I rushed to tell him how and where I’d spent it. Most of it has been on transportation, and feeding the family.

“Babe, I’m not even chilling, I promise you,” I swore to him. “Let me break down how the money goes:”

  1. It takes 12-15 GHc (each way) every time I leave the house.
  2. We buy a loaf of bread every day at 1 GHc
  3. We buy a can of milk every 2 days at 1 GHc
  4. We buy 2 eggs every morning at 50 pesewas.
  5. The kids always want a snack/a juice box/a soda for a treat every day
  6. In the beginning, they couldn’t handle the local fare, so I had to suss out chicken and chips or fried rice at 7GHc each every other day.
  7. My dad doesn’t grocery shop or take me to the store, so if I was home and needed say, meat, I would have to leave the house, spend another 5 GHc to get to the closest store or walk to a kiosk where the seller would rape me with her prices because I am so obviously akata (Black American).

That’s just the short list. As I am on vacation, it is only to be expected that I will of course go out with my friends and buy some drinks and something to eat. That is usually another 20-30 GHc blown. So yeah, I spend a lot of money in Ghana.

Life in Ghana just ain’t easy. It ain’t! They used to say life was hard here, but it’s really hard. I honestly don’t see how the average person manages to eat a healthy balanced diet on the wages they make. As always, those who are making it in Ghana are really making it, which is why these contractors can demand a quarter of a million dollars for a 2 bedroom flat and people will pay. The tax system in Ghana has only gone on to further exacerbate the class divisions that previously existed. The government taxes basic goods, and the retailer passes that cost onto the consumer. So a mother like me ends up paying $10 for a pack of diapers that will only last me 4 days in this country, whereas I would buy a box at $34 in the states that would last me a month and a half. It’s like living in Beverly Hills without any of the bleeding benefits!!

The first week I was here, I had $500 in cash on me. By the 9th day, I’d spent most of it. I was sure my father was wasting my money, because he’s not nearly as frugal as I am. I referenced one of his first purchases – a roll of paper towels – to prove my point.

“Daddy. Why would you spend 4 cedis to buy paper towels?” I asked incredulously. “Paper towels in the States cost 99 cents. I’d eat my own arm before I spend 4 bucks on ONE ROLL of paper towels.”

“Oh. I bought them for you,” he said. He seemed a bit hurt.

“Ah. We don’t need paper towels that bad. It was a waste of money. We just bought chicken, hotdogs and beef ALL for 7 cedis. You wait until I tell Adwoa how you are spending the money!”

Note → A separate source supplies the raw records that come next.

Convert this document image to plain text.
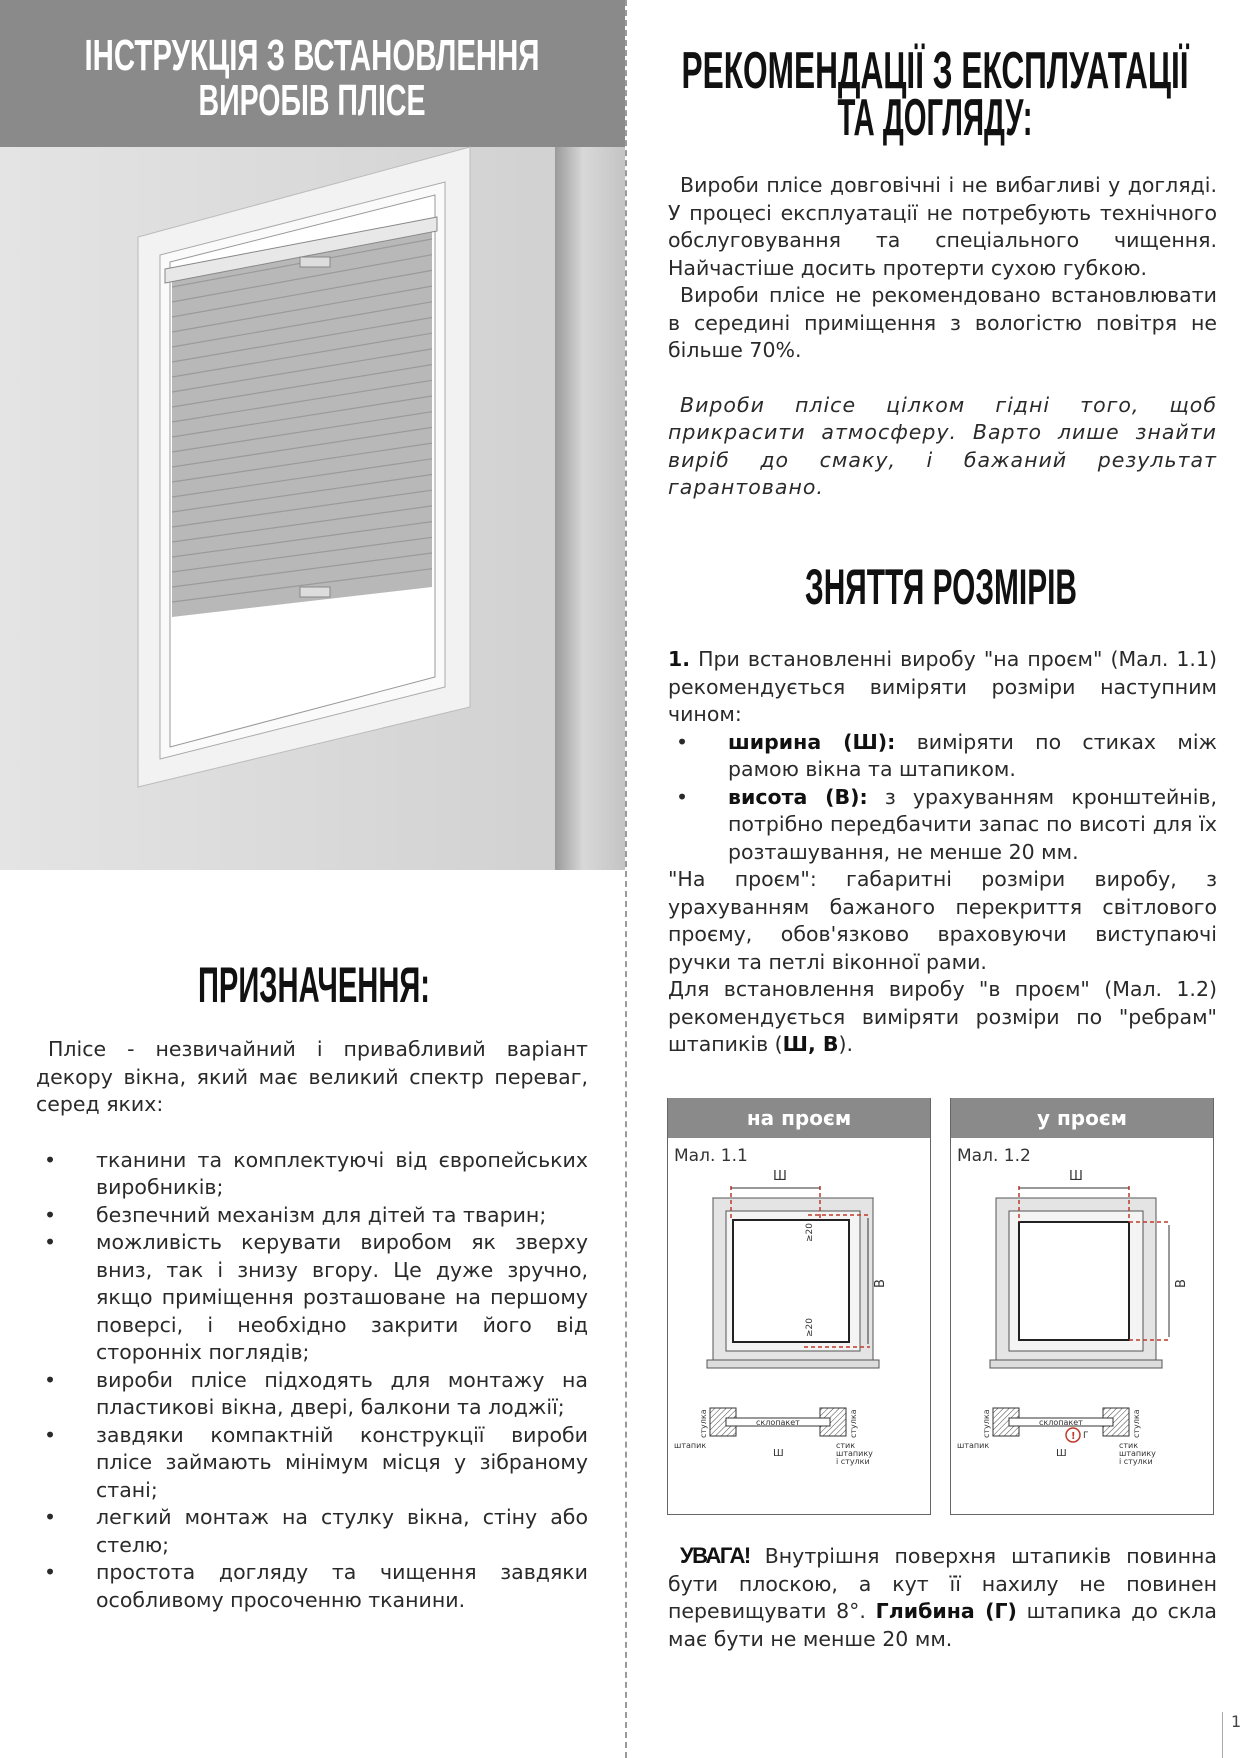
ІНСТРУКЦІЯ З ВСТАНОВЛЕННЯ
ВИРОБІВ ПЛІСЕ
ПРИЗНАЧЕННЯ:

Плісе - незвичайний і привабливий варіант декору вікна, який має великий спектр переваг, серед яких:

• тканини та комплектуючі від європейських виробників;
• безпечний механізм для дітей та тварин;
• можливість керувати виробом як зверху вниз, так і знизу вгору. Це дуже зручно, якщо приміщення розташоване на першому поверсі, і необхідно закрити його від сторонніх поглядів;
• вироби плісе підходять для монтажу на пластикові вікна, двері, балкони та лоджії;
• завдяки компактній конструкції вироби плісе займають мінімум місця у зібраному стані;
• легкий монтаж на стулку вікна, стіну або стелю;
• простота догляду та чищення завдяки особливому просоченню тканини.
РЕКОМЕНДАЦІЇ З ЕКСПЛУАТАЦІЇ
ТА ДОГЛЯДУ:

Вироби плісе довговічні і не вибагливі у догляді. У процесі експлуатації не потребують технічного обслуговування та спеціального чищення. Найчастіше досить протерти сухою губкою.

Вироби плісе не рекомендовано встановлювати в середині приміщення з вологістю повітря не більше 70%.

Вироби плісе цілком гідні того, щоб прикрасити атмосферу. Варто лише знайти виріб до смаку, і бажаний результат гарантовано.

ЗНЯТТЯ РОЗМІРІВ

1. При встановленні виробу "на проєм" (Мал. 1.1) рекомендується виміряти розміри наступним чином:

• ширина (Ш): виміряти по стиках між рамою вікна та штапиком.
• висота (В): з урахуванням кронштейнів, потрібно передбачити запас по висоті для їх розташування, не менше 20 мм.

"На проєм": габаритні розміри виробу, з урахуванням бажаного перекриття світлового проєму, обов'язково враховуючи виступаючі ручки та петлі віконної рами.

Для встановлення виробу "в проєм" (Мал. 1.2) рекомендується виміряти розміри по "ребрам" штапиків (Ш, В).

на проєм
Ш
В
≥20
≥20
склопакет
стулка	стулка
штапик
Ш
стик
штапику
і стулки
Мал. 1.1
у проєм
Ш
В
склопакет
стулка	стулка
! Г
штапик
Ш
стик
штапику
і стулки
Мал. 1.2

УВАГА! Внутрішня поверхня штапиків повинна бути плоскою, а кут її нахилу не повинен перевищувати 8°. Глибина (Г) штапика до скла має бути не менше 20 мм.

1
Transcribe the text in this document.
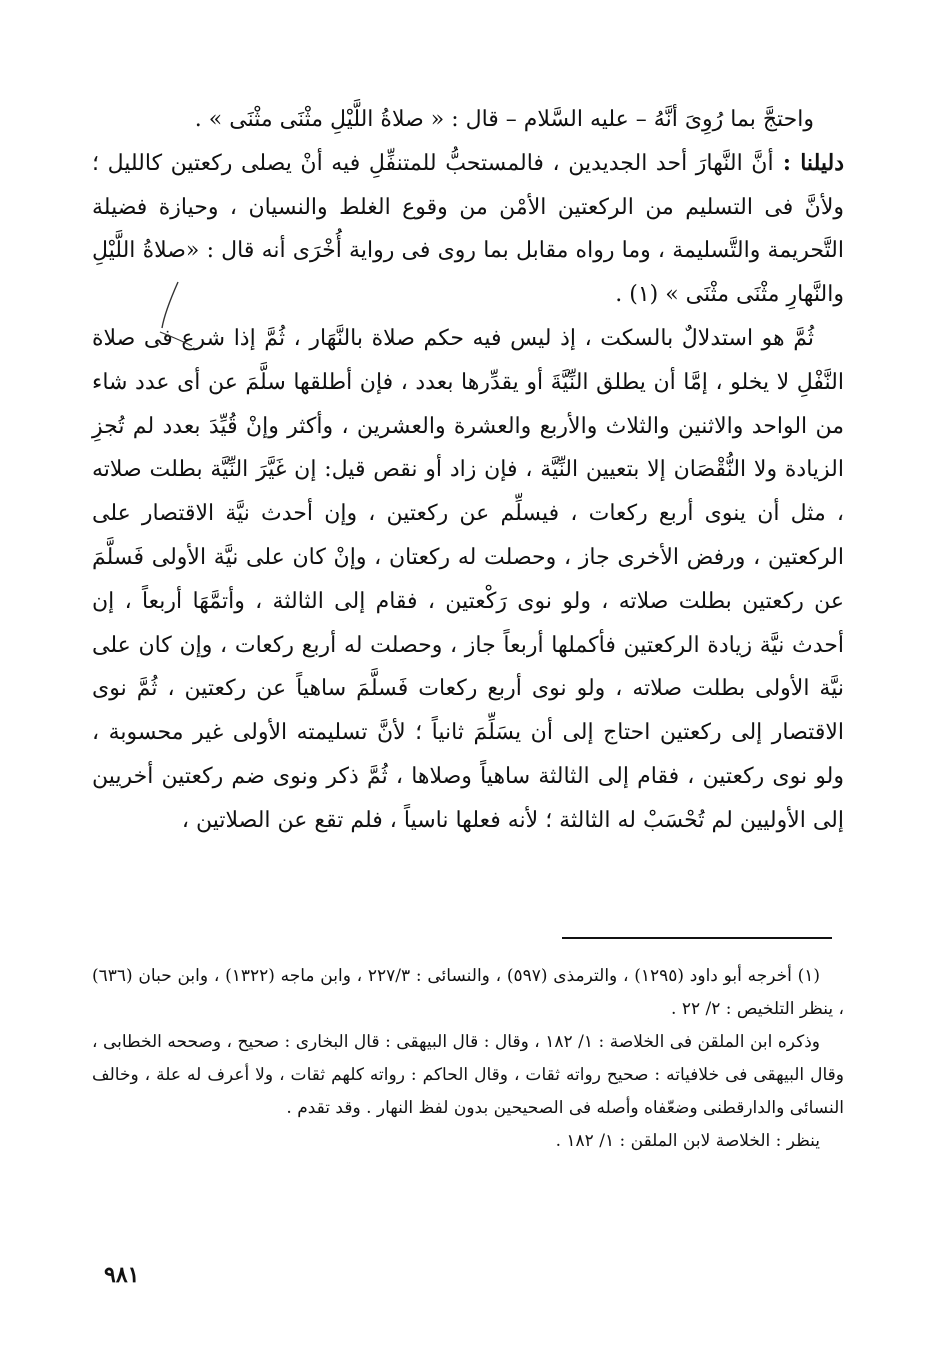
واحتجَّ بما رُوِىَ أنَّهُ – عليه السَّلام – قال : « صلاةُ اللَّيْلِ مثْنَى مثْنَى » .

دليلنا : أنَّ النَّهارَ أحد الجديدين ، فالمستحبُّ للمتنفِّلِ فيه أنْ يصلى ركعتين كالليل ؛ ولأنَّ فى التسليم من الركعتين الأمْن من وقوع الغلط والنسيان ، وحيازة فضيلة التَّحريمة والتَّسليمة ، وما رواه مقابل بما روى فى رواية أُخْرَى أنه قال : «صلاةُ اللَّيْلِ والنَّهارِ مثْنَى مثْنَى » (١) .

ثُمَّ هو استدلالٌ بالسكت ، إذ ليس فيه حكم صلاة بالنَّهَار ، ثُمَّ إذا شرع فى صلاة النَّفْلِ لا يخلو ، إمَّا أن يطلق النِّيَّةَ أو يقدِّرها بعدد ، فإن أطلقها سلَّمَ عن أى عدد شاء من الواحد والاثنين والثلاث والأربع والعشرة والعشرين ، وأكثر وإنْ قُيِّدَ بعدد لم تُجزِ الزيادة ولا النُّقْصَان إلا بتعيين النِّيَّة ، فإن زاد أو نقص قيل: إن غَيَّرَ النِّيَّة بطلت صلاته ، مثل أن ينوى أربع ركعات ، فيسلِّم عن ركعتين ، وإن أحدث نيَّة الاقتصار على الركعتين ، ورفض الأخرى جاز ، وحصلت له ركعتان ، وإنْ كان على نيَّة الأولى فَسلَّمَ عن ركعتين بطلت صلاته ، ولو نوى رَكْعتين ، فقام إلى الثالثة ، وأتمَّهَا أربعاً ، إن أحدث نيَّة زيادة الركعتين فأكملها أربعاً جاز ، وحصلت له أربع ركعات ، وإن كان على نيَّة الأولى بطلت صلاته ، ولو نوى أربع ركعات فَسلَّمَ ساهياً عن ركعتين ، ثُمَّ نوى الاقتصار إلى ركعتين احتاج إلى أن يسَلِّمَ ثانياً ؛ لأنَّ تسليمته الأولى غير محسوبة ، ولو نوى ركعتين ، فقام إلى الثالثة ساهياً وصلاها ، ثُمَّ ذكر ونوى ضم ركعتين أخريين إلى الأوليين لم تُحْسَبْ له الثالثة ؛ لأنه فعلها ناسياً ، فلم تقع عن الصلاتين ،

(١) أخرجه أبو داود (١٢٩٥) ، والترمذى (٥٩٧) ، والنسائى : ٢٢٧/٣ ، وابن ماجه (١٣٢٢) ، وابن حبان (٦٣٦) ، ينظر التلخيص : ٢/ ٢٢ .

وذكره ابن الملقن فى الخلاصة : ١/ ١٨٢ ، وقال : قال البيهقى : قال البخارى : صحيح ، وصححه الخطابى ، وقال البيهقى فى خلافياته : صحيح رواته ثقات ، وقال الحاكم : رواته كلهم ثقات ، ولا أعرف له علة ، وخالف النسائى والدارقطنى وضعّفاه وأصله فى الصحيحين بدون لفظ النهار . وقد تقدم .

ينظر : الخلاصة لابن الملقن : ١/ ١٨٢ .

٩٨١
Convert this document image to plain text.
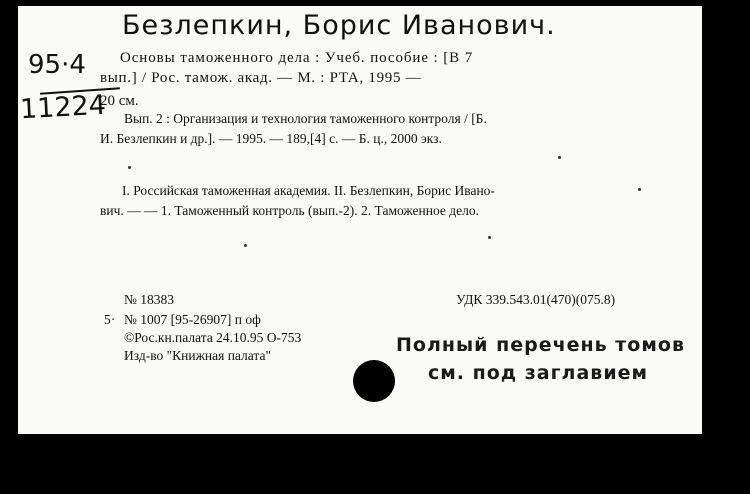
Безлепкин, Борис Иванович.
95·4
11224
Основы таможенного дела : Учеб. пособие : [В 7
вып.] / Рос. тамож. акад. — М. : РТА, 1995 —
20 см.
Вып. 2 : Организация и технология таможенного контроля / [Б.
И. Безлепкин и др.]. — 1995. — 189,[4] с. — Б. ц., 2000 экз.
I. Российская таможенная академия. II. Безлепкин, Борис Ивано-
вич. — — 1. Таможенный контроль (вып.-2). 2. Таможенное дело.
№ 18383	УДК 339.543.01(470)(075.8)
5· № 1007 [95-26907] п оф
©Рос.кн.палата 24.10.95 О-753
Изд-во "Книжная палата"	Полный перечень томов
см. под заглавием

The fact is, he was not wasting money. The fact is, when you have small children, you’re going to need paper towels. I was just projecting my aggravation with the pricing on his practicality. We go through a roll in a week in Atlanta…but I’m here to tell you that we just finished up that one roll this week, our 7th here! I don’t let anything go to waste in Ghana. I don’t make breakfast for myself – I eat whatever the kids didn’t finish up that morning. Now that I’m out of the wipes I brought with me, I use a cloth towel to wipe the baby, wash it and reuse it later. If I have a cup of water and don’t finish it off, I don’t dump the rest in the sink – I put the cup and that last sip of water in the fridge to drink later. I have to BUY drinking water after all!

So when I saw some government minister sit on TV with his navy blue suit and shiny gold ring, yobbing about how cheap food was two mornings ago, I had to hold myself back from hopping onto the next tro-tro (because I can no longer afford to charter a taxi) heading in the direction of the studio so I could throttle him! I dunno. Maybe I’m crazy, but something is totally wrong when even charcoal is considered expensive in West Africa!